Releasing

Releases go through PyPI trusted publisher (OIDC) — no stored API tokens.

Versioning policy (post-1.0)

jellycell follows Semantic Versioning, but leans toward frequent small bumps rather than batching changes into feature milestones. The goal: every merge to main can become a release. If a change is worth merging, it is worth a version.

Which bump?

  • Patch (1.0.X) — the default. Bug fixes, docs, refactors, non-user-visible plumbing, additive tests, new examples, dependency bumps with no observable behavior change.
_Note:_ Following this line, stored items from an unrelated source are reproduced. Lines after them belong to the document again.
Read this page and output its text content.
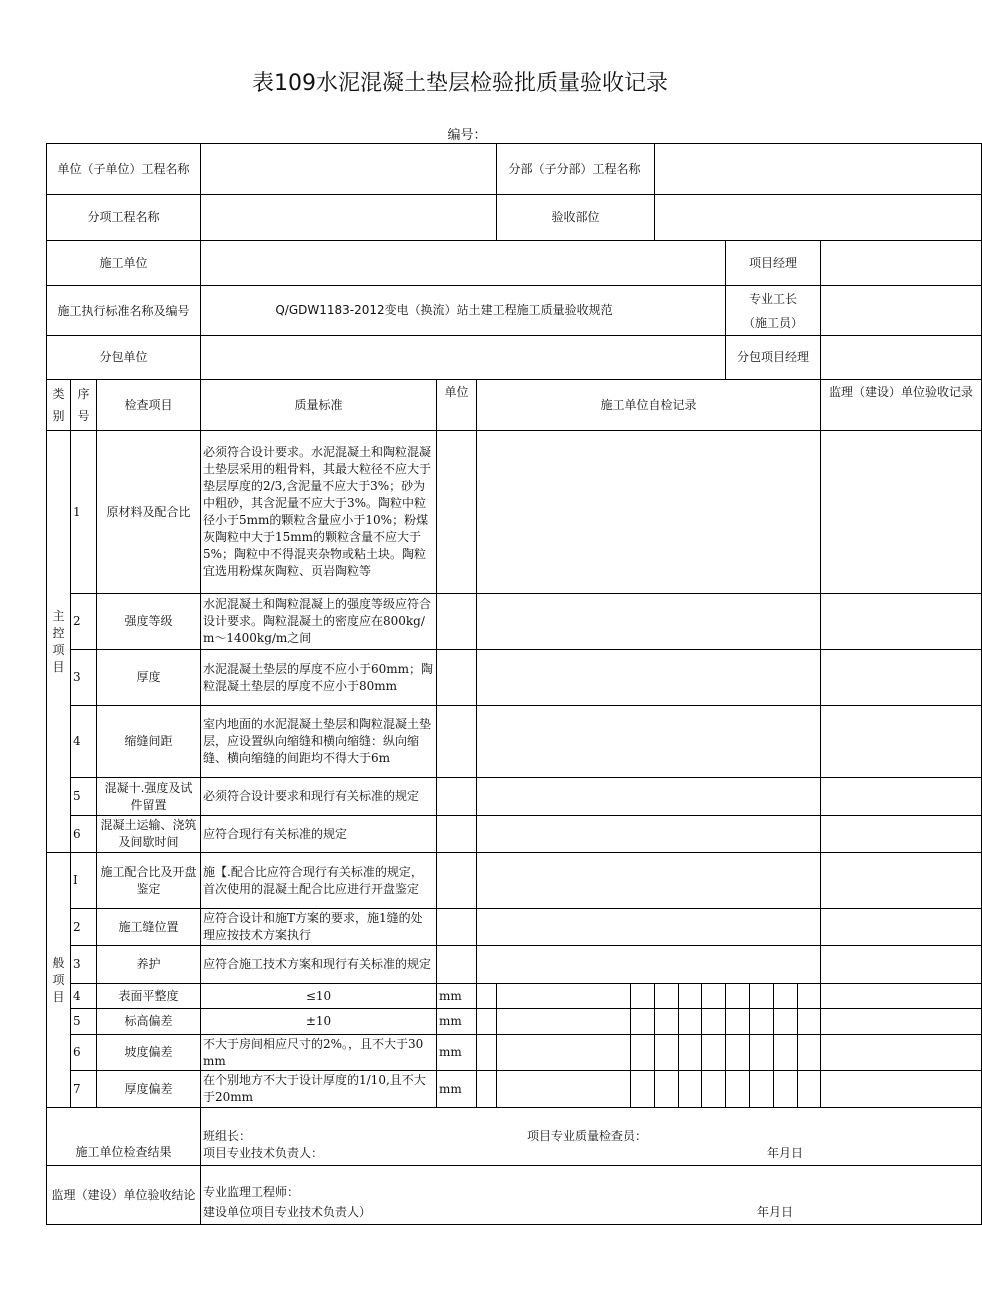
表109水泥混凝土垫层检验批质量验收记录
编号：
单位（子单位）工程名称						分部（子分部）工程名称									
分项工程名称						验收部位									
施工单位											项目经理				
施工执行标准名称及编号			Q/GDW1183-2012变电（换流）站土建工程施工质量验收规范								专业工长（施工员）				
分包单位											分包项目经理				
类别	序号	检查项目	质量标准	单位	施工单位自检记录										监理（建设）单位验收记录
主控项目	1	原材料及配合比	必须符合设计要求。水泥混凝土和陶粒混凝土垫层采用的粗骨料，其最大粒径不应大于垫层厚度的2/3,含泥量不应大于3%；砂为中粗砂，其含泥量不应大于3%。陶粒中粒径小于5mm的颗粒含量应小于10%；粉煤灰陶粒中大于15mm的颗粒含量不应大于5%；陶粒中不得混夹杂物或粘土块。陶粒宜选用粉煤灰陶粒、页岩陶粒等												
	2	强度等级	水泥混凝土和陶粒混凝上的强度等级应符合设计要求。陶粒混凝土的密度应在800kg∕m～1400kg∕m之间												
	3	厚度	水泥混凝土垫层的厚度不应小于60mm；陶粒混凝土垫层的厚度不应小于80mm												
	4	缩缝间距	室内地面的水泥混凝土垫层和陶粒混凝土垫层，应设置纵向缩缝和横向缩缝：纵向缩缝、横向缩缝的间距均不得大于6m												
	5	混凝十.强度及试件留置	必须符合设计要求和现行有关标准的规定												
	6	混凝土运输、浇筑及间歇时间	应符合现行有关标准的规定												
般项目	I	施工配合比及开盘鉴定	施【.配合比应符合现行有关标准的规定，首次使用的混凝土配合比应进行开盘鉴定												
	2	施工缝位置	应符合设计和施T方案的要求，施1缝的处理应按技术方案执行												
	3	养护	应符合施工技术方案和现行有关标准的规定												
	4	表面平整度	≤10	mm											
	5	标高偏差	±10	mm											
	6	坡度偏差	不大于房间相应尺寸的2%。，且不大于30mm	mm											
	7	厚度偏差	在个别地方不大于设计厚度的1/10,且不大于20mm	mm											
施工单位检查结果			班组长： 项目专业质量检查员：
项目专业技术负责人： 年月日												

监理（建设）单位验收结论			专业监理工程师：
建设单位项目专业技术负责人） 年月日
Bump patch on every merge unless the change meets one of the conditions below. Patch releases should feel cheap — batching many small fixes into one patch is fine and encouraged; batching them into “the next minor” is not.

  • Minor (1.X.0) — user-visible additive changes only: new CLI commands or flags, new jc.* API functions, new config keys, new lint rules. The existing surface must continue to work unchanged. No breaking changes. No cache-key changes. No schema renames.

  • Major (X.0.0) — breaking changes to one of the three §10 contracts, and only those. Other breaking changes (removing a private internal module, changing an undocumented default) still go in a minor or patch; the §10 contracts are the only things that force a major.

What forces a major bump (§10 contracts)

  1. --json schema shape changes that break existing parsers. Renaming a field, removing a field, or changing a type is breaking. Adding an optional field is additive — bump minor.

  2. Cache key algorithm changes (anything in cache/hashing.py). These force every cache to invalidate; a major bump is honest signalling. You must also bump MINOR_VERSION in _version.py and regenerate tests/unit/test_hashing.py so the regression snapshot captures the new hashes.

  3. Agent guide content (jellycell prompt output) — what agents in the wild depend on. Breaking content edits (existing guidance removed, rewritten with different meaning, or changed in a way that would mislead an agent following the previous version) force a major. Additive content (a new section for a new feature without touching existing sections) is a minor. Typo fixes and clarifications are patches.

What’s cheap and should not wait

  • A docs typo fix → patch. Merge. Release.

  • Adding a --limit N flag to jellycell cache list → minor.

  • Fixing a bug where the live viewer crashes on empty notebooks → patch.

  • Adding a new lint rule behind a config flag → minor.

  • Tightening an internal type → patch.

If you find yourself writing “we’ll ship this in the next big release,” you’re thinking about it wrong. Cut a patch.

One-time setup (completed before 1.0.0)

  1. Register jellycell on PyPI (empty project, owned by maintainer account).

  2. On PyPI, under the project: Publishing → Trusted Publishers → Add with:

    • Owner: random-walks

    • Repository: jellycell

    • Workflow: release.yml

    • Environment: pypi

  3. On GitHub: Settings → Environments → New environment named pypi. Optionally add a protection rule for “Required reviewers” so tag pushes need manual approval.

  4. Park placeholder projects jellycell-cli and jellycell-server on PyPI to prevent name squatting.

Cutting a release

  1. Update CHANGELOG.md — move [Unreleased] items under a new version heading, add a release date. One-line bullets are fine for patches.

  2. Bump __version__ in src/jellycell/_version.py. Match the version level to the change (see policy above).

  3. If the cache-key algorithm changed, bump MINOR_VERSION in the same file and regenerate tests/unit/test_hashing.py (pytest tests/unit/test_hashing.py --force-regen). Note the change in the _version.py docstring so the history is traceable.

  4. If the agent guide content changed, regenerate tests/unit/test_prompt_snapshot.py (pytest tests/unit/test_prompt_snapshot.py --force-regen). Note in the changelog.

  5. If any --json shape changed, regenerate tests/integration/test_json_schemas.py snapshots — and confirm the change is additive (minor) vs breaking (major).

  6. Merge to main, then tag:

    git tag v1.0.1
    git push --tags
    
  7. Watch the release workflow. On success: wheel + sdist on PyPI, artifacts attached to the GitHub Release.

Pre-release checklist

make lint
make test
make docs-build
make release-check       # builds sdist + wheel, prints version

All green? Tag and push.

What can go wrong

  • OIDC mismatch: trusted publisher config uses the wrong workflow filename or environment → PyPI rejects the upload. Fix: align PyPI publisher config to match .github/workflows/release.yml.

  • Name collision: someone yanked a similar package and the namespace is reserved → contact PyPI support.

  • Build fails: usually a version parse error in _version.py or a missing MANIFEST. Run make release-check locally first.

  • Snapshot regen forgotten: CI catches this — a stale snapshot in tests/unit/test_hashing.py or tests/integration/test_json_schemas/ will fail the job. Regenerate with --force-regen and commit.